Meeting me at the precise hour, with two Swiss guards
protecting the threshold of the tiny city state, he roared his
usual welcome of ‘ Monoculaaaar !’ so all could hear and
marched me up some steps. He took me through silent
marble corridors, with requisite scarlet-clad cardinals
floating past, then charged up narrow stairs which circled
up like a double helix and passed frescos of birds perched
on climbing flowers (here he gave me the history of the
word ‘grotesque’, which actually pertains to the paintings
done in the grottos) and then suddenly, without warning,
landed us at an innocuous blank wooden door. ‘That’s the
Sistine Chapel,’ he pointed, ‘but we don’t have time today.
Another time!’ and with a deep grunt he charged past and
led me down yet more corridors and stairs.
Finally, almost breathless from keeping up with him, I
landed at another, slightly larger inconspicuous door. We
entered and I found myself in the hallowed chambers of the
Bibliotequa Apostolica Vaticana (Vatican library). Even at
this early hour, the rooms were full of heads bowed over
wooden desks, peering over documents and books. After
walking through arcades of shelves, Reggie pulled up a
small chair which could hardly take his robust figure, and
sat down, thanking a rather flustered monk for his help. He
waved the monk away, and then gestured his hand over a
parchment that was laid out. ‘ Lire ! Read!’ he roared. I peered.
He explained: ‘It’s a seventeenth-century Vatican
Commentary on the Decretals of Gregory IX, from circa
1621. It is by the blind Italian writer Doctor Prospero
Fagnani. Doctor Caecus Oculatissimus – the blind, yet
most far-sighted doctor.’ I nodded appreciatively but had
no clue. As my Latin really is bad, at the start of this passage
is Reginald’s translation.
-
-
The blind, orphans, widows and the aged are to be classified
as ‘miserable’ persons . . . from them the Church expects
nothing. They need not pay taxes, not make a contribution
to the church. This does not mean to imply blindness
indicates mental disturbance, for it holds that the blind in
mind are to be more pitied than the blind in eye.
To be honest, at the time I was more impressed I was
standing in the Vatican library than reading some ancient
parchment (just think The Da Vinci Code with a garlic
breath Tom Hanks as hero). I did not really register what
Reggie was showing me. He roared in his native Milwaukee
twang: ‘Don’t you see? HA! He is the blind, yet most farsighted
doctor! Get it?? Get it??’ And smiled with glee.
Perhaps as most people would, I clocked and sighed how
the doctor’s canonical text reiterated how blindness (and
other disabilities) had long been understood as a state of
loss and an impairment that was negative. The language
shows how Renaissance society accepted how blind people’s
state of not seeing was considered differently from sighted
people: they lived in a separate world and beyond ordinary
mankind.
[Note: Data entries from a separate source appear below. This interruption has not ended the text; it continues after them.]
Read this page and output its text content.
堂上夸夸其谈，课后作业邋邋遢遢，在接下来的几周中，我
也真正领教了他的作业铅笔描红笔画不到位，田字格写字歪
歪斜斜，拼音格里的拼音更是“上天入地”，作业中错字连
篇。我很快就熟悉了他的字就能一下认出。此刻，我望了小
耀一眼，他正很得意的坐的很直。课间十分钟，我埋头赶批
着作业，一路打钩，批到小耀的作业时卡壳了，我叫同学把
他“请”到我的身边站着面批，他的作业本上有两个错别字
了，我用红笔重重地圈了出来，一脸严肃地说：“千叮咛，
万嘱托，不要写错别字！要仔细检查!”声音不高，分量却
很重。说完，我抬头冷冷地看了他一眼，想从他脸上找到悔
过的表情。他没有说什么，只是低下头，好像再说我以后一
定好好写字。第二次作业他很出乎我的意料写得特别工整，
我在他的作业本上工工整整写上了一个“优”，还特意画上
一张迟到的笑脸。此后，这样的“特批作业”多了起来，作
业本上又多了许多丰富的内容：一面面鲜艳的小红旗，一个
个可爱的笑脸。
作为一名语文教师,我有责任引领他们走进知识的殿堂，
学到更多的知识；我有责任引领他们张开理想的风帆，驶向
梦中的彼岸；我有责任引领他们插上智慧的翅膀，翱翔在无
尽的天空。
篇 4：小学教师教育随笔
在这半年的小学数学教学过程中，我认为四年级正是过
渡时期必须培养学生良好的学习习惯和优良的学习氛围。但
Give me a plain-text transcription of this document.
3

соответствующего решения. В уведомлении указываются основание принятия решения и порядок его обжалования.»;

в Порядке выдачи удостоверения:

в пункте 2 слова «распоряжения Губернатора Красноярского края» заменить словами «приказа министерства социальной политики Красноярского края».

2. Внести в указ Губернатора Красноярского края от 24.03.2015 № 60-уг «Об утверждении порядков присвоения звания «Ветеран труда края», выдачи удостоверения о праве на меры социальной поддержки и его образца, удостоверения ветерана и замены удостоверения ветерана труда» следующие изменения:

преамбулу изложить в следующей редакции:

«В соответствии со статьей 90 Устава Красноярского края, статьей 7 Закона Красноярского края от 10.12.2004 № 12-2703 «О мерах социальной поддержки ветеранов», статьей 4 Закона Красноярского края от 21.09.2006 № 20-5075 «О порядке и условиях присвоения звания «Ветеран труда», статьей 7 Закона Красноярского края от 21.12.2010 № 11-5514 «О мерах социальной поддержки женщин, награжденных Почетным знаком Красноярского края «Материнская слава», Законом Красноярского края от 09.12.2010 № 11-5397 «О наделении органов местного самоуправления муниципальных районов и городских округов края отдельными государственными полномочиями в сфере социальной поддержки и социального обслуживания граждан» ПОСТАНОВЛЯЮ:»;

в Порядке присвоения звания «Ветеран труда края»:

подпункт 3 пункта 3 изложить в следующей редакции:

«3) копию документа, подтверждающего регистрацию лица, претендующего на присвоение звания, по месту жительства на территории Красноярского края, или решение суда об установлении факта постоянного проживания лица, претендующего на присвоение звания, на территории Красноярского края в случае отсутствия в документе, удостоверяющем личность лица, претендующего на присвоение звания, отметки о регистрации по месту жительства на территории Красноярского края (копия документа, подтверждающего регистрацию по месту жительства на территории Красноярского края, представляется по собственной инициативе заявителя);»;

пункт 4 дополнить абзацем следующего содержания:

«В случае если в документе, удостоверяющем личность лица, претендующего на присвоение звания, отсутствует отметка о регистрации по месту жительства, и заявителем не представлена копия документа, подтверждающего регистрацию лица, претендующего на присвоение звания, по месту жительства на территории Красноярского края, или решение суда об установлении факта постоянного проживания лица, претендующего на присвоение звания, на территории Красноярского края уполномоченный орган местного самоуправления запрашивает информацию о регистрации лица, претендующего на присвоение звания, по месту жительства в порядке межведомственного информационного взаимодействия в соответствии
The interpretation also seemed to ratify to the
Catholic community how blind people’s world could be
infused with a spirituality that gave a peculiar innocence of
mind. The doctor is ‘Doctor Caecus Oculatissimus – the
blind, yet most far-sighted doctor’, reminding us, as in the
legends of mythical times, that to be blind and clever must
mean there is something exceptional about this person. He
showed me, too – at least according to the Western tradition
– that blind people, then as now, are presumed to be absent
from truth, and thus prevented from contributing to
society. For millennia, humans have had the need to use
blindness as an opposition to something: good versus bad,
truth versus lies, black versus white, up versus down. In all
of these binary oppositions, blindness has come out as a
negative and equal to darkness and ignorance.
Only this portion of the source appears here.